How much success warrants costs? Nominal damages enough?

In the case the subject of the last two posts, Justice Black summarised the law about just how successful a claimant need be before the rule that costs follows the event will presumptively kick in. The reasons in Barescape Pty Limited as trustee for the V’s Family Trust v Bacchus Holdings Pty Limited as trustee for The Bacchus Holdings Trust (No 12) [2012] NSWSC 1591 say at [35]:

‘In my view, the quantum of damages recovered in the Cross-Claim should also not be treated as the only measure of Bacchus’ success, where it had a proper interest in obtaining vindication of its rights, and there is also a public interest served in enforcing fiduciary duties. As Bacchus points out, in the leading case of Phipps v Boardman [1964] 1 WLR 993, Lord Wilberforce at first instance made an order that the plaintiffs have their costs of the proceedings in which a breach of fiduciary duty had been established, notwithstanding that an account was still to be taken and the amount of the profit which would then be recovered by the plaintiffs was then unknown.
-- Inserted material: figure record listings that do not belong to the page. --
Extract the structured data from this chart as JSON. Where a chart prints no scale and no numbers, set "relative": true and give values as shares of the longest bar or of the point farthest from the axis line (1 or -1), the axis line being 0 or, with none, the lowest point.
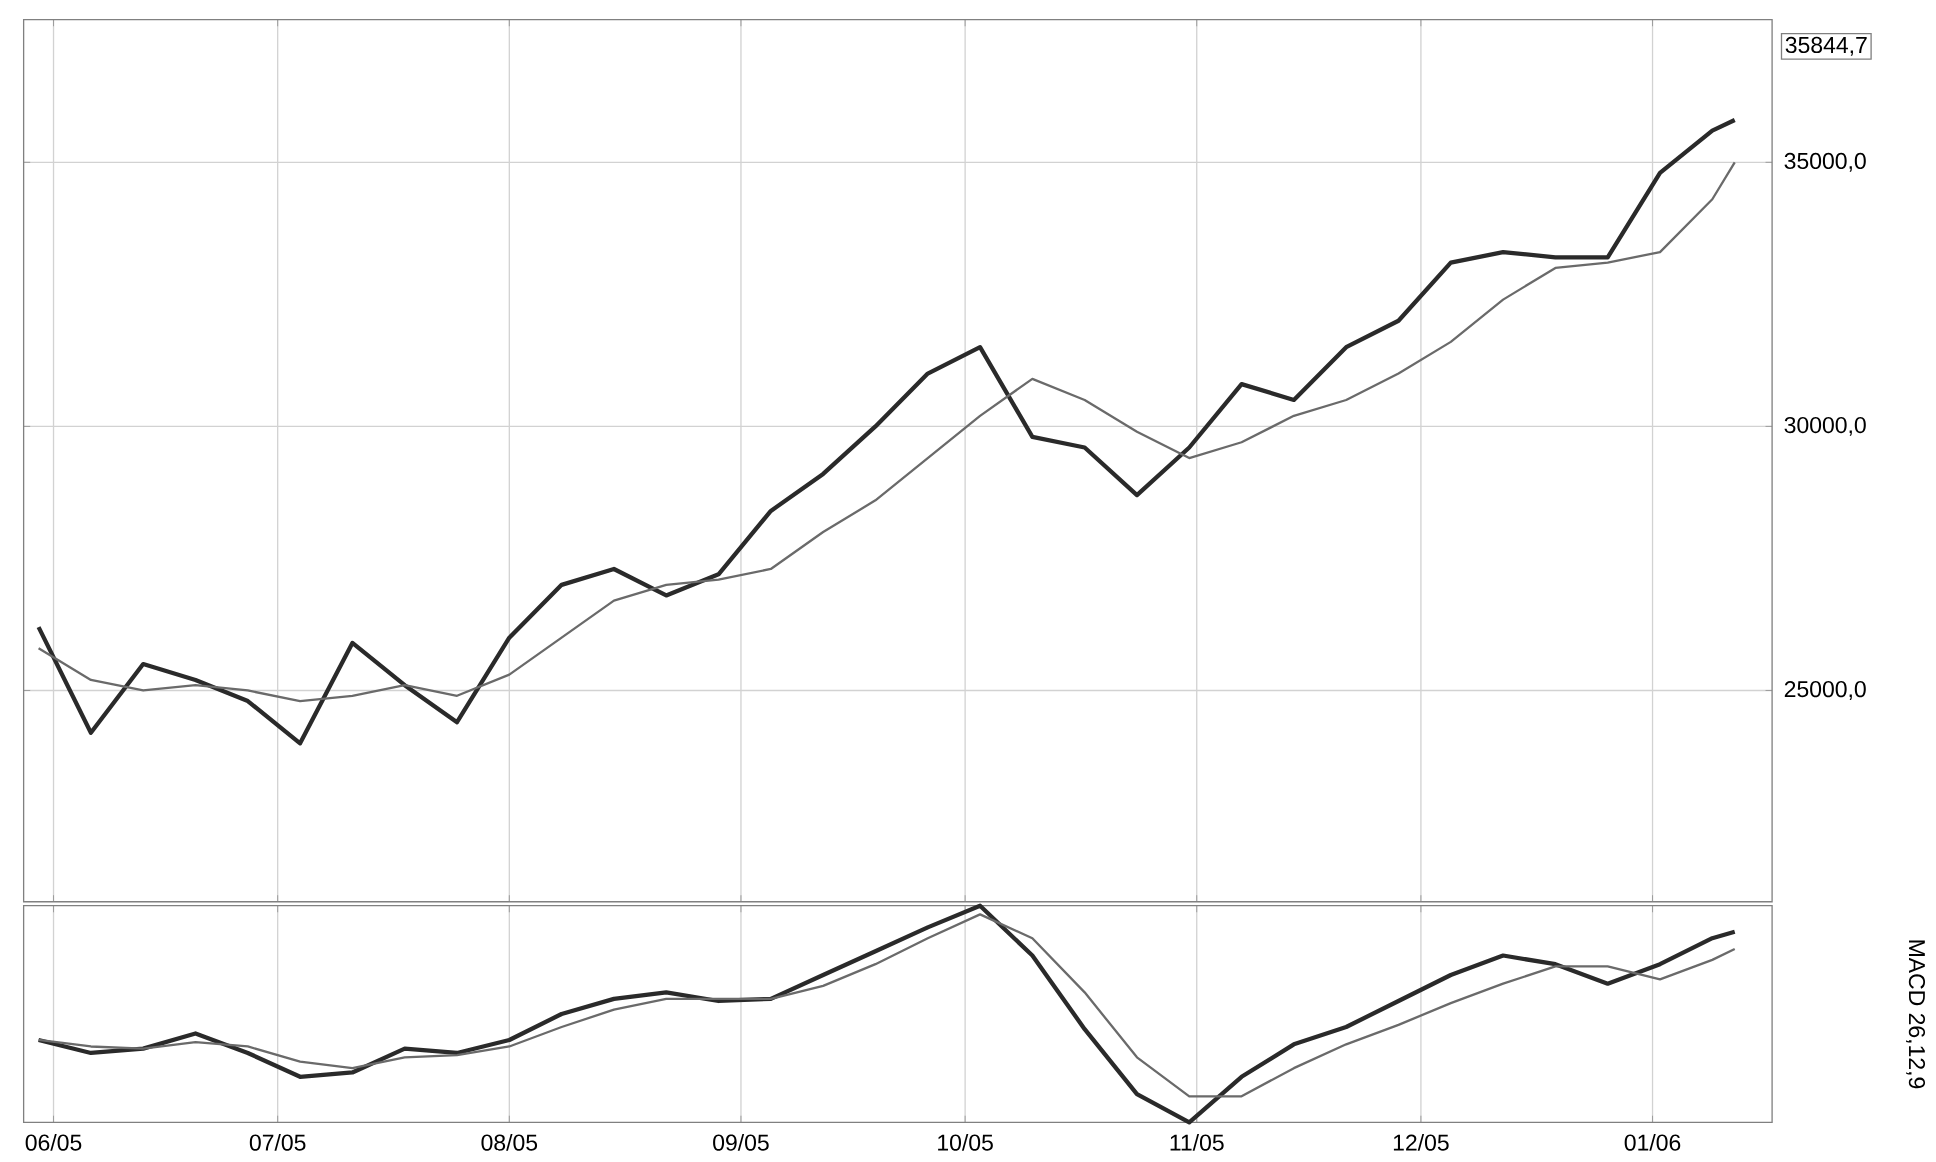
{
  "chart_data": [
    {
      "type": "line",
      "x": [
        "2005-05-30",
        "2005-06-06",
        "2005-06-13",
        "2005-06-20",
        "2005-06-27",
        "2005-07-04",
        "2005-07-11",
        "2005-07-18",
        "2005-07-25",
        "2005-08-01",
        "2005-08-08",
        "2005-08-15",
        "2005-08-22",
        "2005-08-29",
        "2005-09-05",
        "2005-09-12",
        "2005-09-19",
        "2005-09-26",
        "2005-10-03",
        "2005-10-10",
        "2005-10-17",
        "2005-10-24",
        "2005-10-31",
        "2005-11-07",
        "2005-11-14",
        "2005-11-21",
        "2005-11-28",
        "2005-12-05",
        "2005-12-12",
        "2005-12-19",
        "2005-12-26",
        "2006-01-02",
        "2006-01-09",
        "2006-01-12"
      ],
      "series": [
        {
          "color": "#2a2a2a",
          "values": [
            26200,
            24200,
            25500,
            25200,
            24800,
            24000,
            25900,
            25100,
            24400,
            26000,
            27000,
            27300,
            26800,
            27200,
            28400,
            29100,
            30000,
            31000,
            31500,
            29800,
            29600,
            28700,
            29600,
            30800,
            30500,
            31500,
            32000,
            33100,
            33300,
            33200,
            33200,
            34800,
            35600,
            35800
          ]
        },
        {
          "color": "#6a6a6a",
          "values": [
            25800,
            25200,
            25000,
            25100,
            25000,
            24800,
            24900,
            25100,
            24900,
            25300,
            26000,
            26700,
            27000,
            27100,
            27300,
            28000,
            28600,
            29400,
            30200,
            30900,
            30500,
            29900,
            29400,
            29700,
            30200,
            30500,
            31000,
            31600,
            32400,
            33000,
            33100,
            33300,
            34300,
            35000
          ]
        }
      ],
      "xlim": [
        "2005-05-28",
        "2006-01-17"
      ],
      "ylim": [
        21000,
        37700
      ],
      "yticks": [
        {
          "value": 25000,
          "label": "25000,0"
        },
        {
          "value": 30000,
          "label": "30000,0"
        },
        {
          "value": 35000,
          "label": "35000,0"
        }
      ],
      "xticks": [
        {
          "value": "2005-06-01",
          "label": null
        },
        {
          "value": "2005-07-01",
          "label": null
        },
        {
          "value": "2005-08-01",
          "label": null
        },
        {
          "value": "2005-09-01",
          "label": null
        },
        {
          "value": "2005-10-01",
          "label": null
        },
        {
          "value": "2005-11-01",
          "label": null
        },
        {
          "value": "2005-12-01",
          "label": null
        },
        {
          "value": "2006-01-01",
          "label": null
        }
      ],
      "tick_labels": "y",
      "grid": true,
      "annotations": [
        "35844,7"
      ]
    },
    {
      "type": "line",
      "x": [
        "2005-05-30",
        "2005-06-06",
        "2005-06-13",
        "2005-06-20",
        "2005-06-27",
        "2005-07-04",
        "2005-07-11",
        "2005-07-18",
        "2005-07-25",
        "2005-08-01",
        "2005-08-08",
        "2005-08-15",
        "2005-08-22",
        "2005-08-29",
        "2005-09-05",
        "2005-09-12",
        "2005-09-19",
        "2005-09-26",
        "2005-10-03",
        "2005-10-10",
        "2005-10-17",
        "2005-10-24",
        "2005-10-31",
        "2005-11-07",
        "2005-11-14",
        "2005-11-21",
        "2005-11-28",
        "2005-12-05",
        "2005-12-12",
        "2005-12-19",
        "2005-12-26",
        "2006-01-02",
        "2006-01-09",
        "2006-01-12"
      ],
      "relative": true,
      "ylabel": "MACD 26,12,9",
      "series": [
        {
          "color": "#2a2a2a",
          "values": [
            0.38,
            0.32,
            0.34,
            0.41,
            0.32,
            0.21,
            0.23,
            0.34,
            0.32,
            0.38,
            0.5,
            0.57,
            0.6,
            0.56,
            0.57,
            0.68,
            0.79,
            0.9,
            1.0,
            0.77,
            0.43,
            0.13,
            0.0,
            0.21,
            0.36,
            0.44,
            0.56,
            0.68,
            0.77,
            0.73,
            0.64,
            0.73,
            0.85,
            0.88
          ]
        },
        {
          "color": "#6a6a6a",
          "values": [
            0.38,
            0.35,
            0.34,
            0.37,
            0.35,
            0.28,
            0.25,
            0.3,
            0.31,
            0.35,
            0.44,
            0.52,
            0.57,
            0.57,
            0.57,
            0.63,
            0.73,
            0.85,
            0.96,
            0.85,
            0.6,
            0.3,
            0.12,
            0.12,
            0.25,
            0.36,
            0.45,
            0.55,
            0.64,
            0.72,
            0.72,
            0.66,
            0.75,
            0.8
          ]
        }
      ],
      "xlim": [
        "2005-05-28",
        "2006-01-17"
      ],
      "xticks": [
        {
          "value": "2005-06-01",
          "label": "06/05"
        },
        {
          "value": "2005-07-01",
          "label": "07/05"
        },
        {
          "value": "2005-08-01",
          "label": "08/05"
        },
        {
          "value": "2005-09-01",
          "label": "09/05"
        },
        {
          "value": "2005-10-01",
          "label": "10/05"
        },
        {
          "value": "2005-11-01",
          "label": "11/05"
        },
        {
          "value": "2005-12-01",
          "label": "12/05"
        },
        {
          "value": "2006-01-01",
          "label": "01/06"
        }
      ],
      "tick_labels": "x",
      "grid": "x"
    }
  ]
}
The case law also indicates that the Court may award costs in an application in which the plaintiff obtained only declaratory relief: see, for example, Ainsworth v Criminal Justice Commission (1992) 175 CLR 564. In Ng v Chong [2005] NSWSC 385 at [8], Hamilton J observed that an order for costs in favour of a party may be justified even if it recovers nominal damages (which is not the case here) where some other right is vindicated by the judgment. In Australian Competition and Consumer Commission v Teracomm Ltd [2009] FCA 903, the Court ordered the respondent to pay the costs of a regulatory body that obtained only declaratory relief. In Keller v LED Technologies Pty Ltd [2010] FCAFC 55 at [131], Emmett J treated declaratory relief as sufficient to support an order for costs, and held that a trial Judge’s discretion had miscarried in ordering that an applicant who had established contraventions of the Trade Practices Act 1974 (Cth), but no loss in addition to that recoverable under other causes of action, pay the respondent’s costs of that aspect of the trial. In this case, Bacchus obtained declarations as to its rights and also recovered substantive, rather than merely nominal, damages. I accept Bacchus’ submission that declaratory relief had particular significance where Mr Ventura had previously claimed that its principal, Mr Higgins, had wrongly advanced the allegations made in the proceedings.’